James Cameron’s AVATAR is a bold and imaginative vision brought low by a script that plays it very, very safe. Timely and environmentally apt, the rich creativity that is evident in the imagining of Pandora, the planet that is Earth’s last, best hope for survival, is juxtaposed with stock characters from Cameron’s playbook, including the corporate bean counter (Giovanni Ribisi) and the military commander (Stephen Lang) who is the acme of imperialism and scenery-chewing annoyance when crossed.
The corporation is seeking a substance cleverly named unobtainium, the which is worth more than all the gold, silver, and platinum in the universe. The biggest deposit found of this amazing substance is Pandora, specifically right beneath a village of the locals. Thes locals are 10 feet tall (low gravity spawns great height it seems), blue, tail-sporting, forest-dwelling, and prone to shooting poison-tipped arrows at the Earthlings. To overcome this, and the poisonous atmosphere, a series of avatars were developed, a hybrid of the locals and one specific human who, when linked via a special neural-hookup, can control the hybrid as it interacts in real time in the wild, the way a computer avatar interacts in a virtual world. Until now, it’s only been military and scientists, but a sad twist of fate brings paraplegic ex-Marine Jake Sully (Sam Worthington) to Pandora. His VA benefits won’t pay for the operation that would restore his mobility, so he signs up for six years on the most hostile place to which humans have yet ventured, controlling an avatar that he’s had no training with, to run a amok on a world that he knows nothing about, and working for a botanist Grace Augustine (Sigourney Weaver), who has no patience with him. It’s a matter of saving money for the company, but the planet, after a rough introduction, takes a peculiar shine to him in the form of an omen. As for Jake, he takes a shine to the Pandoran warrior princess, Neytiri (Zoe Saldana), who is tasked with training his avatar to become enlightened. That would be enlightenment from the tribe’s strand point.
What ensues is the classic tale of the conqueror finding that the locals are superior to his own culture and going native, in this case more literally than usual. The superiority isn’t just that they are in tune with nature and live lightly on the land, but that they are spiritually plugged in, also literally, to the planet. It’s a fact that Augustine has pieced together and attempts to sell to the company as being much more valuable than a mineral, but with, of course, no success. The correspondences with the clearing of the rain forest back here on Earth are anything but coincidental.

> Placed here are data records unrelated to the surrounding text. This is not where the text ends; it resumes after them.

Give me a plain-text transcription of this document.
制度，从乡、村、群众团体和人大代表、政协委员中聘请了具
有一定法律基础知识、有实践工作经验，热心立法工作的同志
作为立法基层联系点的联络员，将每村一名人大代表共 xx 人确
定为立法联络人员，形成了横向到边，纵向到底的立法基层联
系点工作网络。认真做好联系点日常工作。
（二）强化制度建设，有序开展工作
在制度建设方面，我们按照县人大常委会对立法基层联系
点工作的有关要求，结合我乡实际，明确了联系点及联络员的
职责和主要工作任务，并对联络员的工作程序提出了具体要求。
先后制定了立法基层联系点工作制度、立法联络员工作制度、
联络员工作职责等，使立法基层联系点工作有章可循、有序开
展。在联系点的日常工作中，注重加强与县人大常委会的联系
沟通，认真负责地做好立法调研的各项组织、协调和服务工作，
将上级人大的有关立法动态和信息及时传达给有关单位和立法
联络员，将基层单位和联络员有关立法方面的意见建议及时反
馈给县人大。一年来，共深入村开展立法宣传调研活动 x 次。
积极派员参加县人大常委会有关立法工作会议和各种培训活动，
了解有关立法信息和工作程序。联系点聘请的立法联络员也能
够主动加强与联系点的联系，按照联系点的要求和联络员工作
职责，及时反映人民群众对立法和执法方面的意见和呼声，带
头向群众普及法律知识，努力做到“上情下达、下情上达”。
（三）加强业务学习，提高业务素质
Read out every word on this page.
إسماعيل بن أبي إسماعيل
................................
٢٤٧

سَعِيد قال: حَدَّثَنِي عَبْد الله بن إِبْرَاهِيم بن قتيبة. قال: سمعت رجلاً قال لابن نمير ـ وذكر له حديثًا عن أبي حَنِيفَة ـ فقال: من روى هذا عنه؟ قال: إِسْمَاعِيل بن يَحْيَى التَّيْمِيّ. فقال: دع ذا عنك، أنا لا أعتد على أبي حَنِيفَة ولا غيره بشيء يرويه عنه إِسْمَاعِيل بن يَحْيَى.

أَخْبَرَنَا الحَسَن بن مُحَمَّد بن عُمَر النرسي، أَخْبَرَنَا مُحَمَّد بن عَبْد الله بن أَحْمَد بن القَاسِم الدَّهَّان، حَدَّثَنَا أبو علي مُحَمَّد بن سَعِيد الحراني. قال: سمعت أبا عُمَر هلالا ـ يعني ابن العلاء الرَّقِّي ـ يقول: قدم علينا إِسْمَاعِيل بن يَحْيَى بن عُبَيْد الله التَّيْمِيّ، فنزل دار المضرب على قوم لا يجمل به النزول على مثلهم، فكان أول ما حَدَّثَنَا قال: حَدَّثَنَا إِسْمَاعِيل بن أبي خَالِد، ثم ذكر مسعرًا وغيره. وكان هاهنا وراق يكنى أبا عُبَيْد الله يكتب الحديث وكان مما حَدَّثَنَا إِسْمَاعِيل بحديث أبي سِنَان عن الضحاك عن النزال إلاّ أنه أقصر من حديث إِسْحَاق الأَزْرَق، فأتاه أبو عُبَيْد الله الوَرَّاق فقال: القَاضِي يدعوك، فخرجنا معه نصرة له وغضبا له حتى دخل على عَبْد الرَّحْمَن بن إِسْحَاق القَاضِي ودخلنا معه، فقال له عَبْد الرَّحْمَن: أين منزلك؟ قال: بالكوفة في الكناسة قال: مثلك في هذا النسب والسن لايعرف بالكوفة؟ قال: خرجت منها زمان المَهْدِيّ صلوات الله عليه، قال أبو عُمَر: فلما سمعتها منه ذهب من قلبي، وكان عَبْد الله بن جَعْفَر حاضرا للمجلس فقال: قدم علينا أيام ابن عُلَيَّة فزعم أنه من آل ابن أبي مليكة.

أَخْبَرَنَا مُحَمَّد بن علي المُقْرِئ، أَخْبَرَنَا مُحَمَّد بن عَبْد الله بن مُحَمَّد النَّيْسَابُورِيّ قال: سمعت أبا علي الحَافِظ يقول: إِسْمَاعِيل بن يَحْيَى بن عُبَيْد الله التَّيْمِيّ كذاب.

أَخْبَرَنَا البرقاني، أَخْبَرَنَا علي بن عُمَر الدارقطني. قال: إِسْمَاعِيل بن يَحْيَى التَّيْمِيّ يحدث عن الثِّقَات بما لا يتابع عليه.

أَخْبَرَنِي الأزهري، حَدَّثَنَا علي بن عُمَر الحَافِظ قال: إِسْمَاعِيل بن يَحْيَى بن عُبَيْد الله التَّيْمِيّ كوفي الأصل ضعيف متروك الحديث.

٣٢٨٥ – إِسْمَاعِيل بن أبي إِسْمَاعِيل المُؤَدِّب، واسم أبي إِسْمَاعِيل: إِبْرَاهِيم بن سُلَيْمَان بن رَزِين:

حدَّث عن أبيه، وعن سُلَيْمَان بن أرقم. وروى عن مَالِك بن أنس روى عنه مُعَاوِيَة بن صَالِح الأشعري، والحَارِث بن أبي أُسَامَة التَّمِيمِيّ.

The reason to see AVATAR, and it is eminently worth seeing, is for the special effects that are only a hairsbreadth from miraculous. Using the same capture-motion by WETA that was used for Gollum in The Lord of the Rings trilogy, but with a greater state-of-the-art, it brings the Pandorans to life in a way that is close to perfect, even when interacting with non-virtual actors. The expressions, the skin texture, body language are spot on, with only a few faux pas moments that may or may not be accounted for by the lower gravity on Pandora. It makes the performances by Worthington and Weaver, human or Pandoran, equally compelling, though Weaver sets the bar high with her first appearance, emerging from the neuro-net pod with an imperious demand for her cigarette and then coolly dispatching any of Jake’s hopes that this assignment will run smoothly. It also allows those who appear only as Pandorans to effectively emote, despite a slightly altered physiognomy. Expressions of scorn, delight, and sadness are here demonstrated to be universal.
Pandora itself is a delightful petri dish of alternative evolution, with bio-luminescence in neon colors, and creatures that fill the same evolutionary niches that Earth provides, but in novel ways. Here there be dragons. Here there be six-legged horses who sip nectar. Here there be large armored beasties with pop-up frills and a skin so thick that machine guns only tick them off. Here there be mountains that float.
The spiritual message of AVATAR, symbolized by the sacred tree of souls to dear to the Pandorans heart, is itself brought low by a troubling subtext. While eschewing the trappings of imperialism, cultural and economic, on the surface, there is no getting around that the savior of this indigenous people, is the white guy from above who is, for some reason, chosen by the planet to be its avatar, in the other sense of the word. Sure, Jake is pure of heart, and, sure, he gets that theirs is the superior culture, but it’s a culture that is helpless without him. It takes someone from the evil culture to save them. That and the syrupy love ballad that rolls over the end credits both leave a bad taste with which to leave the theater.